Ageless Children’s Literature is that happy place that doesn’t shy away from the world’s big bag of vocabulary; it uses just the right word, big or small. It is that literature that opens a door for a child to look out onto the front porch and for adults to look far down the road. It is that place that gently helps us to be charitable and to gracefully look at ideas that if more bluntly placed before us we would be tempted to not give any room. Briefly these were some of the thoughts considered in the previous article “Ageless Children’s Literature: Books for All” These points tell us what Ageless Children’s Literature is. Understanding why adults must read Ageless Children’s Literature is another matter.

It is the sanctification of our imaginations that we are after in picking up a book of Ageless Children’s Literature. Not only has the light of innocence in our culture been dangerously dimmed, but more worrisomely, we seem to be living in a culture not even remotely interested in living innocently. Why should we desire innocence? I think the simple answer is if we are not actively desiring innocence, we are defenseless against a host of vices that run counter to innocence. On the short list of oppositions you will find selfishness, immorality, corruption and depravity. Looking out into the culture it is easy enough to see the reality of this catalog. Yet, it is still possible to cultivate a growing desire for innocence and thereby strengthen our defenses against these ills.
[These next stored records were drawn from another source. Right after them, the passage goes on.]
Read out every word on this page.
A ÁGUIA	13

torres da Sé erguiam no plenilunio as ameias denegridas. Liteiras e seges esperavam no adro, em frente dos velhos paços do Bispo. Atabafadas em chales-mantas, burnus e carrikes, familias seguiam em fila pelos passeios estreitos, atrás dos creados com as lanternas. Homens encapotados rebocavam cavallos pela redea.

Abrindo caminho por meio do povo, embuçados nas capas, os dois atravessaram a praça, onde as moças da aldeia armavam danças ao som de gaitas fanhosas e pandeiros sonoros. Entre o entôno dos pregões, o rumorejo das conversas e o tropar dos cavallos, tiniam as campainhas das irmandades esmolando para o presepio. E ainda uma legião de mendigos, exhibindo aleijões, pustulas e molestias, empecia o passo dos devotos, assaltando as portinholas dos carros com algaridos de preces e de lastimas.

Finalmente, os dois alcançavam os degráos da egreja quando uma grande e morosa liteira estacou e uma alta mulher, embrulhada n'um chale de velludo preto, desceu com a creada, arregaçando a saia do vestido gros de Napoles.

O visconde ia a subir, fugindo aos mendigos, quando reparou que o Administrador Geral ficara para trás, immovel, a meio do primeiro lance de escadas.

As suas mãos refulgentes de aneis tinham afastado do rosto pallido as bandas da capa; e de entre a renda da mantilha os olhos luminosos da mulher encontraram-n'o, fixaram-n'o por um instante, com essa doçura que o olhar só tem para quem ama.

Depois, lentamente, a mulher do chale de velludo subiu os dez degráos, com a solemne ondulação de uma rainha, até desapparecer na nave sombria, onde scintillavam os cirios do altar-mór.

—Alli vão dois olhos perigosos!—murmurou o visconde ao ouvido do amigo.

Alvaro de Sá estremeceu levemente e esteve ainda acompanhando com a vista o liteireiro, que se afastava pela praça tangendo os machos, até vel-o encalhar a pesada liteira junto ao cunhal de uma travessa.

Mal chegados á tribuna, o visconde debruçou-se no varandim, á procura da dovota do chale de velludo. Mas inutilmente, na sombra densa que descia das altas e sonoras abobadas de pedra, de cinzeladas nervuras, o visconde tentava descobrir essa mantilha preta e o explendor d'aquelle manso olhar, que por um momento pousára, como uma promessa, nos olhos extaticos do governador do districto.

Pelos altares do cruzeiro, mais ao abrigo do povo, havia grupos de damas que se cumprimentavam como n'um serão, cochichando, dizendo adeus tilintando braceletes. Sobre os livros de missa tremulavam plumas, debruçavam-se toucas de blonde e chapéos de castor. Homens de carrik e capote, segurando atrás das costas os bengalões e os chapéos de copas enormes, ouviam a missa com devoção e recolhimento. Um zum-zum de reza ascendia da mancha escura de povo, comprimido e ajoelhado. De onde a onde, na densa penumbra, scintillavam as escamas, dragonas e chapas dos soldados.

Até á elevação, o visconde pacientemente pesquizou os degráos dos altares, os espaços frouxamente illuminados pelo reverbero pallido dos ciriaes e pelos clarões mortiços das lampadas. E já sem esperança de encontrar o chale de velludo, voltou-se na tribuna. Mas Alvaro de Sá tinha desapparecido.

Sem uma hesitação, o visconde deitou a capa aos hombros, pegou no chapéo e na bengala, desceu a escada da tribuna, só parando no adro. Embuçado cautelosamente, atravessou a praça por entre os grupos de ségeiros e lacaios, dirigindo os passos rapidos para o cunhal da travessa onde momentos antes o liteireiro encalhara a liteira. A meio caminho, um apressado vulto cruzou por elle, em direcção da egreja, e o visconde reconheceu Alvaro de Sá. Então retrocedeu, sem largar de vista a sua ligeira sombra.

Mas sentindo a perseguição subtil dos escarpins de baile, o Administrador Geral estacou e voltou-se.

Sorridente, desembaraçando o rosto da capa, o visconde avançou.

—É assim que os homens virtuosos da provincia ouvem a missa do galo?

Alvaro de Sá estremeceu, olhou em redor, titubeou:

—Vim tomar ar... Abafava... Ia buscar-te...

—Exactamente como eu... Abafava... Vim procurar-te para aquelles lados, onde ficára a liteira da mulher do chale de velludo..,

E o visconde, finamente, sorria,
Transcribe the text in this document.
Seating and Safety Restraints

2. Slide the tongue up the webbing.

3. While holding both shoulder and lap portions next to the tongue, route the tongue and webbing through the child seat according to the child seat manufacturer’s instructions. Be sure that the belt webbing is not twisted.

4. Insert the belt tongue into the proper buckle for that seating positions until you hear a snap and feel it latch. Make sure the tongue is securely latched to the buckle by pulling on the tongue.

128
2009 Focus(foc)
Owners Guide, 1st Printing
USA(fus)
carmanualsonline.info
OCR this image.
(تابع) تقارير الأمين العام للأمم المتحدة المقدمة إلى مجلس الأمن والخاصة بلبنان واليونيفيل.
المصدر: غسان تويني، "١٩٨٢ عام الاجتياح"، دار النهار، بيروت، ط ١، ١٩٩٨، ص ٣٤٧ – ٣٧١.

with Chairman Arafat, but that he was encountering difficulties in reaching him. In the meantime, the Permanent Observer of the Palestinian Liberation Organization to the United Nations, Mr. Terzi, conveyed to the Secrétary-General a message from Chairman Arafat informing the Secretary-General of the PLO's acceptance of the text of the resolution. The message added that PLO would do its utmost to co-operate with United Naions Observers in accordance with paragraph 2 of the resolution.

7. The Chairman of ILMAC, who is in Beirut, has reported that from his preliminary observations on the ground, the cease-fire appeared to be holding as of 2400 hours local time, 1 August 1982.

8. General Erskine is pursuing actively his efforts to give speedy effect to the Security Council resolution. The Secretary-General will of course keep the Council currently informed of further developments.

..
And if one wants to be innocent, if one wants an innocent world, one must cultivate an innocent imagination. Fortunately, this is not hard and, even better, it is delightful. For in entering a world for children, we travel innocent paths and are rewarded with an expanded sense of wonder at all that is good. Obviously though, to start down this path, we must first make ourselves small. We must humble ourselves enough to acknowledge that this literature is not just good for the children, it is good for us too. Then when we enter this world, humbly willing to submit ourselves to its lessons, wondrous things begin to happen.